Seven months ago, the city of Myrtle Beach took CBD-containing products from Ocean Boulevard to check for THC, the psychoactive element in cannabis. The level of THC should not exceed the legal limits, which was necessary to make sure.
The city banned smoking shops selling cannabidiol oil and products containing CBD two months ago. That was game-changing news for Tuvia Wilkes who owns seven businesses in the center of Myrtle Beach. He claimed that the city had to announce the results of the study since the research had begun last summer.
“I want the results to show that these items are legal. You cannot get high from them, and I challenge the city to prove that you can because you can’t,” commented Wilkes.
Without any success, Wilkes tried to learn about the test results by phone and email.
John Pedersen, City Manager, refused to give any comments on the matter.

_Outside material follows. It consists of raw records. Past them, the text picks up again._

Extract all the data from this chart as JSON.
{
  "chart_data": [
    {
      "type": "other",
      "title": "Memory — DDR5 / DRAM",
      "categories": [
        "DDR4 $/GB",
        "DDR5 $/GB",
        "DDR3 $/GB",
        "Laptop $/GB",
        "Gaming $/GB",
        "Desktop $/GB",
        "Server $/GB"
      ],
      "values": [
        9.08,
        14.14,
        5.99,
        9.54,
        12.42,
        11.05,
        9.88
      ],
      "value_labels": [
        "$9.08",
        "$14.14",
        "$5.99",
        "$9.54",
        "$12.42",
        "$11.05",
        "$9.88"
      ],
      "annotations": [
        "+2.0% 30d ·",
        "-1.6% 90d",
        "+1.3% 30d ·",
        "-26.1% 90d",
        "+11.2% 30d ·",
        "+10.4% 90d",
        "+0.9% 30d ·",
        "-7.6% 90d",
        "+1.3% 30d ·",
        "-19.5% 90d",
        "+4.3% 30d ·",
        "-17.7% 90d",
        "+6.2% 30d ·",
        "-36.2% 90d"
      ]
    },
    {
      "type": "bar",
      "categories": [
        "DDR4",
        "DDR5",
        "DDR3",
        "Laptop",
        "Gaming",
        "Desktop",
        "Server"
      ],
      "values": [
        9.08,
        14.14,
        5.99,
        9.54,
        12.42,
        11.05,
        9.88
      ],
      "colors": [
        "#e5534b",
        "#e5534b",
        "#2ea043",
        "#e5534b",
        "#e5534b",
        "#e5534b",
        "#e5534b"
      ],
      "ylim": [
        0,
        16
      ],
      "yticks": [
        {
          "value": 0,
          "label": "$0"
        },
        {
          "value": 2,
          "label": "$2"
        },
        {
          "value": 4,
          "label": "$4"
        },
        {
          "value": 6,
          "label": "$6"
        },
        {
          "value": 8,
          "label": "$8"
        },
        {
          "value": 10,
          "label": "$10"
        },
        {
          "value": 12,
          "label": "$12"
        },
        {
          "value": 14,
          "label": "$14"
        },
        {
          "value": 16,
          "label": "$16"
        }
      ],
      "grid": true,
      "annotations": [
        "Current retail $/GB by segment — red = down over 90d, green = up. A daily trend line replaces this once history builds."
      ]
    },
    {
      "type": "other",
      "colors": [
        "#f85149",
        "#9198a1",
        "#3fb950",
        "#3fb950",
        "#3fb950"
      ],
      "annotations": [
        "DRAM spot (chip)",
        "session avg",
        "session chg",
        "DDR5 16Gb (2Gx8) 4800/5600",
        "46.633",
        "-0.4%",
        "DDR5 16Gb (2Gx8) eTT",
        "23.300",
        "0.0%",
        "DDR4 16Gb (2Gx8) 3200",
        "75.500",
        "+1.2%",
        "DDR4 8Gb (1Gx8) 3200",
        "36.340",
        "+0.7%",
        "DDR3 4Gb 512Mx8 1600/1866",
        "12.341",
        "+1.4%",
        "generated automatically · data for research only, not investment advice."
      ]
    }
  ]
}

“They just wanted to continue to push this narrative, and they didn’t care what the facts were, they didn’t care that you couldn’t get high from this product, they didn’t care that most of the arrests were from alcohol,” Wilkes was puzzled.
Wilkes is sure this case isn’t just about making Myrtle Beach safer for families and kids.
“There’s never been an arrest for CBD, there’s never been an arrest because of anyone getting high or causing any affliction on anyone because of CBD,” Wilkes insisted.
He also mentioned he’d obeyed the city’s command and now it’s time for the city to do its part.
“We all just want to do business; we want to sell legal items that the public is asking for and that everyone else seems to be selling from Walmart to CVS to the health food stores,” Wilkes added.
In July 2018, The South Carolina Law Enforcement Division and Myrtle Beach police started testing local CBD oil in vape shops and regular stores to find out whether it contained THC, an intoxicating element of marihuana. The maximum legal THC level allowed in the CBD oil is 0.3%.